Dans ce contexte, la Commission européenne a présenté, le 9 décembre 2021, une proposition de directive relative à l'amélioration des conditions de travail dans le cadre du travail via une plateforme (le même jour, elle a également rendue publique une communication intitulée «De meilleures conditions de travail pour une Europe sociale plus forte: tirer pleinement parti de la numérisation pour l'avenir du travail»).

La proposition de directive a plusieurs objectifs:


-Clarifier le statut professionnel des travailleurs des plateformes grâce à des critères précis, ce qui leur permettra de bénéficier des droits en matière de travail et de protection sociale. Selon la directive proposée, les personnes qui réalisent un travail via une plateforme se verront accorder le statut professionnel juridique correspondant à leurs modalités de travail réelles. Un certain nombre de critères sont prévus par la directive pour déterminer si une plateforme de travail numérique exerce un contrôle sur une personne, et donc si cette dernière doit être présumée être un travailleur salarié. Si au moins deux des critères sont remplis, la plateforme est considérée comme un employeur.
Les critères pris en considération sont le pouvoir de déterminer effectivement le niveau de rémunération, ou d’en fixer les plafonds, le pouvoir d’imposer des règles contraignantes au travailleur dans la prestation du service ou du travail, le contrôle exercé sur la réalisation de celui-ci, la fixation d’éléments d’organisation du travail comme le temps de travail, les horaires, le pouvoir de l’employeur de restreindre effectivement la possibilité de se constituer une clientèle ou d'effectuer des travaux pour un tiers (article 4 de la proposition de directive).

Ce sera à la plateforme de travail numérique de prouver qu’elle n’est pas un employeur si elle affirme que la relation contractuelle n'est pas une relation de travail.

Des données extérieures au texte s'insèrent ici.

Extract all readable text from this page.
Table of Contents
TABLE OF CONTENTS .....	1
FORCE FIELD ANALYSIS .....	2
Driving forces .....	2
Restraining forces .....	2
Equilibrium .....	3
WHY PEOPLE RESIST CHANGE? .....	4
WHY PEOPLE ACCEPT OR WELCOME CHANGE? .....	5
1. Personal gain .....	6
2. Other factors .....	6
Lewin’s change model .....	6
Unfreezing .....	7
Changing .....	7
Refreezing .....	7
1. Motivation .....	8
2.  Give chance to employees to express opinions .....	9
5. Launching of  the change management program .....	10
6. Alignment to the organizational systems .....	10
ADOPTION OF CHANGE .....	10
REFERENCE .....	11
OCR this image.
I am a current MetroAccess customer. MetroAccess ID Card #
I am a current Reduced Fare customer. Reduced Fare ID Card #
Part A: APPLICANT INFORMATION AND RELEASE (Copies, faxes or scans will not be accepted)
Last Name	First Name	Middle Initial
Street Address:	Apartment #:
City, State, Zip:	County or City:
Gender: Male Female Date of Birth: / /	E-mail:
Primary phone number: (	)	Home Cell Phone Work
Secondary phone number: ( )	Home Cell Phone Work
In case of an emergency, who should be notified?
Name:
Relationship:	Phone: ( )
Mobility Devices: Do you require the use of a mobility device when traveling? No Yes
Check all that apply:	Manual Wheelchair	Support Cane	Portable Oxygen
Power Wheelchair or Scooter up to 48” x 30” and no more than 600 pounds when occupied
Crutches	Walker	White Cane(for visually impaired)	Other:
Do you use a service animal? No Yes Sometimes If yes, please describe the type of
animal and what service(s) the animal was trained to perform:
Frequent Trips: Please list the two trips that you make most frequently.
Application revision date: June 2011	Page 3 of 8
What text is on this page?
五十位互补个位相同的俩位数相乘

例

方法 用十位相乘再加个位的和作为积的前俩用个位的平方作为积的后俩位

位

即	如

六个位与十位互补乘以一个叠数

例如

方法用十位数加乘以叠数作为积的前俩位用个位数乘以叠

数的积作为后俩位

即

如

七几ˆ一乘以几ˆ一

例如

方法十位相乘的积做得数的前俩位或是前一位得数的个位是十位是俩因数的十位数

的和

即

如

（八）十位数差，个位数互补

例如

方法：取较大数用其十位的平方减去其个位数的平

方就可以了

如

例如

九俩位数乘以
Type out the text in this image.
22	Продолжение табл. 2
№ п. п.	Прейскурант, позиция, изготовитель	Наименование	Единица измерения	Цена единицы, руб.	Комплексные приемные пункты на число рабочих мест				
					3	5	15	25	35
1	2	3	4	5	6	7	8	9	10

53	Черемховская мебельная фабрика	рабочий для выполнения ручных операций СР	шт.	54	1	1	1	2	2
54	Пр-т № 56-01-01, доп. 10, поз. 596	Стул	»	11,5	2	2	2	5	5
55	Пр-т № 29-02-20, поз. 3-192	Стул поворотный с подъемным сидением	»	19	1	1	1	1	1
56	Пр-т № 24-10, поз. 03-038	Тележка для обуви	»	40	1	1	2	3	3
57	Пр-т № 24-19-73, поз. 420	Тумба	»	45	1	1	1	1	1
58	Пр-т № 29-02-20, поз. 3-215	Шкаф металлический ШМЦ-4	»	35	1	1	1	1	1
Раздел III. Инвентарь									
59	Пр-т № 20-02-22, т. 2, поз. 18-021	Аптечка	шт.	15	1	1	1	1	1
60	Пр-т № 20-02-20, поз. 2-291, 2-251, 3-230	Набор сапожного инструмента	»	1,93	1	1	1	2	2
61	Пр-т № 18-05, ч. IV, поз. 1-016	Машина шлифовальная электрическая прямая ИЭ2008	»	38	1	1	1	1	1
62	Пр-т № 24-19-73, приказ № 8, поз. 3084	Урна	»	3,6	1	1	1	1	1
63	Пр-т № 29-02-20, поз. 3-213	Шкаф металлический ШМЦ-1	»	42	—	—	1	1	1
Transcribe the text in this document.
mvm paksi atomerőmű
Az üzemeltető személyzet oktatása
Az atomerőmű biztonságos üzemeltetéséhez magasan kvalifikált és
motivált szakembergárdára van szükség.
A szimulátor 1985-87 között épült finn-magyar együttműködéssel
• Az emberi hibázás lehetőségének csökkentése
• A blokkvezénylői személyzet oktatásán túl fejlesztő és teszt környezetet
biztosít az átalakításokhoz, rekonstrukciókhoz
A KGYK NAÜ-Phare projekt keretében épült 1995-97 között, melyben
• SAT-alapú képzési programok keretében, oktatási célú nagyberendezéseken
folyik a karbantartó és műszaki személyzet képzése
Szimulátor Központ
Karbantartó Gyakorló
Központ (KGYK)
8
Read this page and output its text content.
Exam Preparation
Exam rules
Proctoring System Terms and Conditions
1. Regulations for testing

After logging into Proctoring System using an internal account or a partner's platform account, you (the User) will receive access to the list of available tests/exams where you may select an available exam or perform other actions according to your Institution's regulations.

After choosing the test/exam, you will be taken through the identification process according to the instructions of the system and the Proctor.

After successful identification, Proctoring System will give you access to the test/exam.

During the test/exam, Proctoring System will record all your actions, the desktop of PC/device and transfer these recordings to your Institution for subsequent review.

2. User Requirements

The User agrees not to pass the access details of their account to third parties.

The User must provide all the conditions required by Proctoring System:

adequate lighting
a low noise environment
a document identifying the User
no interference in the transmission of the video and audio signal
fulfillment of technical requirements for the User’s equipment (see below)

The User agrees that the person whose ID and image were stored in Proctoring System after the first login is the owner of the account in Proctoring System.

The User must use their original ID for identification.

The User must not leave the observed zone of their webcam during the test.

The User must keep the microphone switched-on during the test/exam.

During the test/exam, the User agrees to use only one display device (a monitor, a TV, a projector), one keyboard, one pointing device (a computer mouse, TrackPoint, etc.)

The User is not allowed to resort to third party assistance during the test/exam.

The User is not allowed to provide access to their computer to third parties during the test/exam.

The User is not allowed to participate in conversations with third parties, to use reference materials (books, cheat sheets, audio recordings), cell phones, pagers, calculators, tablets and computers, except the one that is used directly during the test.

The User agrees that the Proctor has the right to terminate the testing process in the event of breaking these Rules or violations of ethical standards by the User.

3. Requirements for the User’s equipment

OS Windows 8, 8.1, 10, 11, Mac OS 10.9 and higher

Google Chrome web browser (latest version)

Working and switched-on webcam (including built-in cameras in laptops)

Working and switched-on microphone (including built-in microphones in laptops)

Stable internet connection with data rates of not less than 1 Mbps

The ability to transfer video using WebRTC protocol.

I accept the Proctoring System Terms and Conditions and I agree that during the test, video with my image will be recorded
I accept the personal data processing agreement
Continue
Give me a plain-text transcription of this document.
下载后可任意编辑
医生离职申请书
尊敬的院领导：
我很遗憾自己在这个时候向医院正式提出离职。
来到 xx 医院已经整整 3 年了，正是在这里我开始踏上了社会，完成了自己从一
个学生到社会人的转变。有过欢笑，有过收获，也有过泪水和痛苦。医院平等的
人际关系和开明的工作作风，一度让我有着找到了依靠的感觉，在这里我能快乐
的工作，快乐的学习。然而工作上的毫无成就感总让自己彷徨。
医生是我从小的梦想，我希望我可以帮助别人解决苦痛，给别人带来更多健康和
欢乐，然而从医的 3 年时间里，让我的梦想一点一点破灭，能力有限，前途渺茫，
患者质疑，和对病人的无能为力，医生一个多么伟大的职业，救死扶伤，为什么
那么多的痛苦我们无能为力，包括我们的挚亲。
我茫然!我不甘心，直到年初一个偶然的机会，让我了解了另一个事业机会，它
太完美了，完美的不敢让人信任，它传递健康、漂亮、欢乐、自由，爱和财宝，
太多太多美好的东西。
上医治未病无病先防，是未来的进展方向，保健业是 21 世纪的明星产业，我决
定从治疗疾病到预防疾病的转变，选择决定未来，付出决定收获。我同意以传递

La directive instaure une présomption de salariat dans les plateformes numériques.

-Accroître la transparence, les droits et la responsabilité en ce qui concerne la gestion algorithmique sur les plateformes de travail numériques. Les travailleurs doivent pouvoir savoir et comprendre comment les tâches sont attribuées et les prix, fixés. Et ils doivent pouvoir contester, si nécessaire, les décisions qui ont une incidence sur les conditions de travail. Pour cela, les plateformes devront leur donner les informations nécessaires au sujet de l’utilisation et des principales caractéristiques des systèmes de surveillance automatisés utilisés pour surveiller, superviser ou évaluer l’exécution du travail. Elles devront faire de même pour les systèmes de prise de décision automatisés qui sont utilisés pour prendre ou appuyer des décisions ayant des répercussions sur les conditions de travail (article 6).
La directive impose aussi une surveillance humaine des systèmes automatisés : les conséquences sur les conditions de travail (temps de travail, rémunération…) des décisions individuelles prises ou appuyées par les systèmes de surveillance automatisés devront être régulièrement évaluées.

-Pour améliorer le respect de la réglementation y compris dans les situations transfrontières, les plateformes de travail numériques devront déclarer le travail dans le pays où il est effectué et de fournir aux autorités nationales des informations sur les personnes qui travaillent par leur intermédiaire et sur leurs conditions générales.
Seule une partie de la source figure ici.